Peter understood this well, which is why he was brutally honest with Jesus that day on the shore of Galilee. He knew his own heart; he knew his failings and his fears. Gone was the bluster and blow of just a few weeks prior. Read the story in John. After the resurrection, Jesus comes again to some of his disciples. They are out in a boat, fishing, something they know well and find a comfortable familiarity in, even though they fished all night and caught absolutely nothing! In the morning, they saw a man standing on the shore. He called out to them asking if they had any fish. Unlike many a fisherman, they chose to answer honestly. “No”, was the curt reply.

Then came the exhortation, “Cast the net on the right side of the boat, and you will find some.” I suspect it was at that time they began to wonder just WHO the man was that was giving them instructions.

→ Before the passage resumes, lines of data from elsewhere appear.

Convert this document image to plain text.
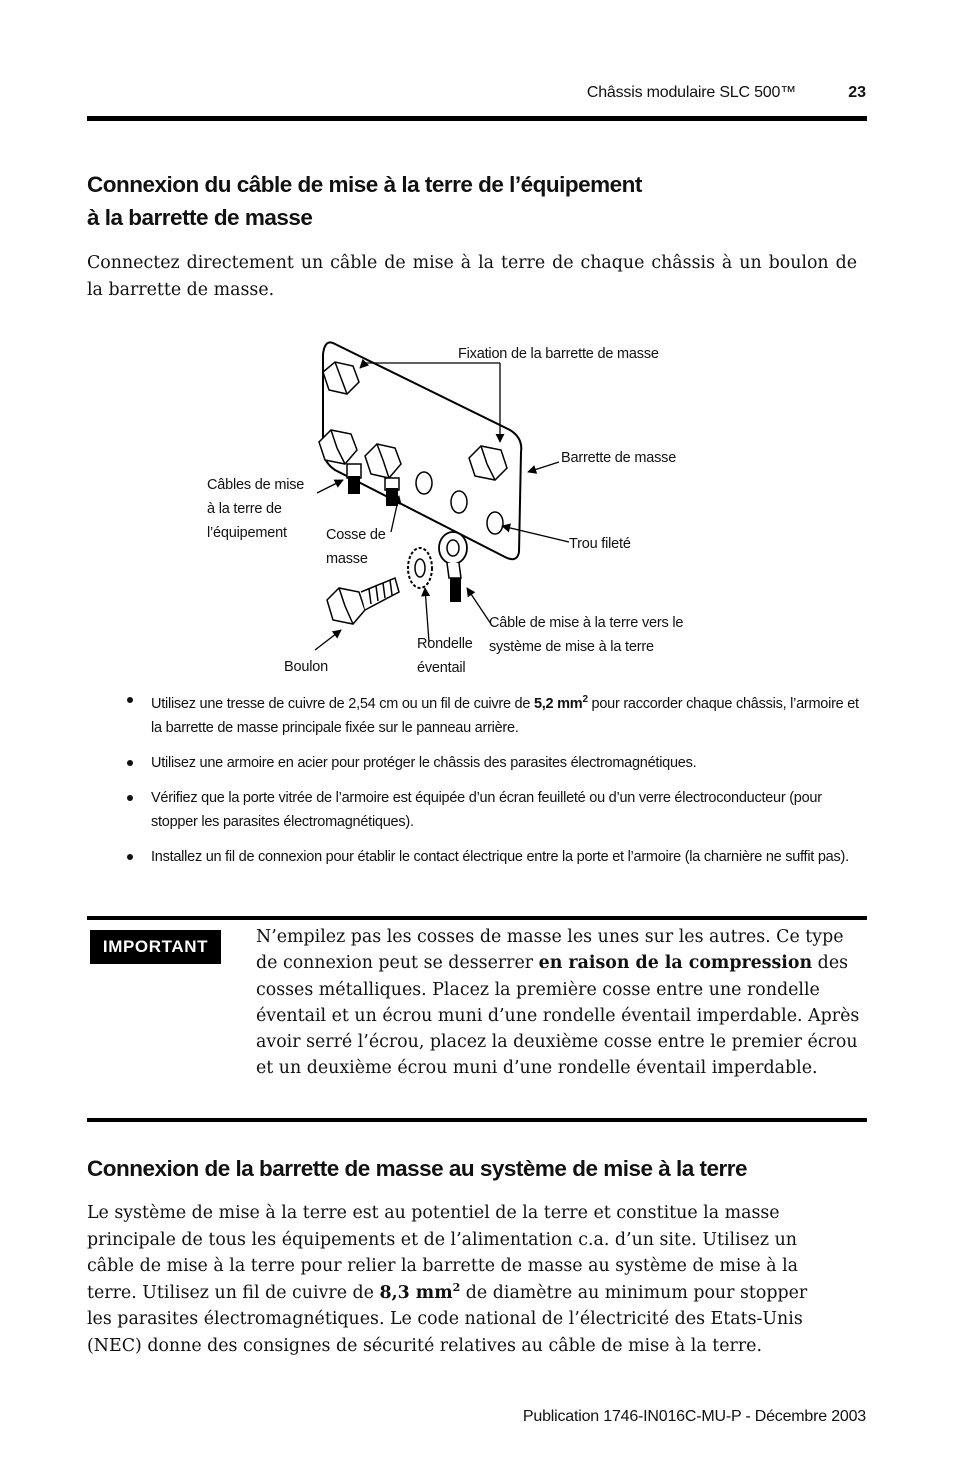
Châssis modulaire SLC 500™	23
Connexion du câble de mise à la terre de l’équipement
à la barrette de masse

Connectez directement un câble de mise à la terre de chaque châssis à un boulon de la barrette de masse.

Fixation de la barrette de masse
Barrette de masse
Câbles de mise
à la terre de
l’équipement	Cosse de
masse
Trou fileté
Câble de mise à la terre vers le
système de mise à la terre
Rondelle
éventail
Boulon
Utilisez une tresse de cuivre de 2,54 cm ou un fil de cuivre de 5,2 $mm^2$ pour raccorder chaque châssis, l’armoire et la barrette de masse principale fixée sur le panneau arrière.
Utilisez une armoire en acier pour protéger le châssis des parasites électromagnétiques.
Vérifiez que la porte vitrée de l’armoire est équipée d’un écran feuilleté ou d’un verre électroconducteur (pour stopper les parasites électromagnétiques).
Installez un fil de connexion pour établir le contact électrique entre la porte et l’armoire (la charnière ne suffit pas).
IMPORTANT	N’empilez pas les cosses de masse les unes sur les autres. Ce type de connexion peut se desserrer en raison de la compression des cosses métalliques. Placez la première cosse entre une rondelle éventail et un écrou muni d’une rondelle éventail imperdable. Après avoir serré l’écrou, placez la deuxième cosse entre le premier écrou et un deuxième écrou muni d’une rondelle éventail imperdable.
Connexion de la barrette de masse au système de mise à la terre

Le système de mise à la terre est au potentiel de la terre et constitue la masse principale de tous les équipements et de l’alimentation c.a. d’un site. Utilisez un câble de mise à la terre pour relier la barrette de masse au système de mise à la terre. Utilisez un fil de cuivre de 8,3 $mm^2$ de diamètre au minimum pour stopper les parasites électromagnétiques. Le code national de l’électricité des Etats-Unis (NEC) donne des consignes de sécurité relatives au câble de mise à la terre.

Publication 1746-IN016C-MU-P - Décembre 2003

The words must have seemed vaguely familiar, but it was not until they followed the command and landed a haul of fish larger than they were able to handle, that Peter realized, “It is the Lord!”

Jumping out of the boat Peter heads to shore, for, as the scripture records, “They were not far from land.” Safe territory, Peter could handle this.

After a breakfast of fish, prepared by Jesus himself, Peter found himself alone with the Lord. Then came the question, not once but three times. “Simon, son of John, do you love me?”

I hear that question a lot, of late. "Robyn, do you love me?” Like Peter, I find myself hedging, for I know what my response will cost. “If you love me” Jesus says, “you will keep my commandments.”

What is he asking of me? That I take up His cross, that I give up control of my life, that I launch out into waters where I do not know what lies below and beyond. And always, always, there is the danger that I will be so far from the safety of shore I will have to rely totally upon Him.

Jesus knows my heart and yet he keeps asking, that I might know my heart. Finally I, like Peter, respond, “Yes, Jesus, I love you.” His response is simple and sincere, “Follow me.”

Though I love the safety of the shore, I yearn to know Him more. And so, I follow.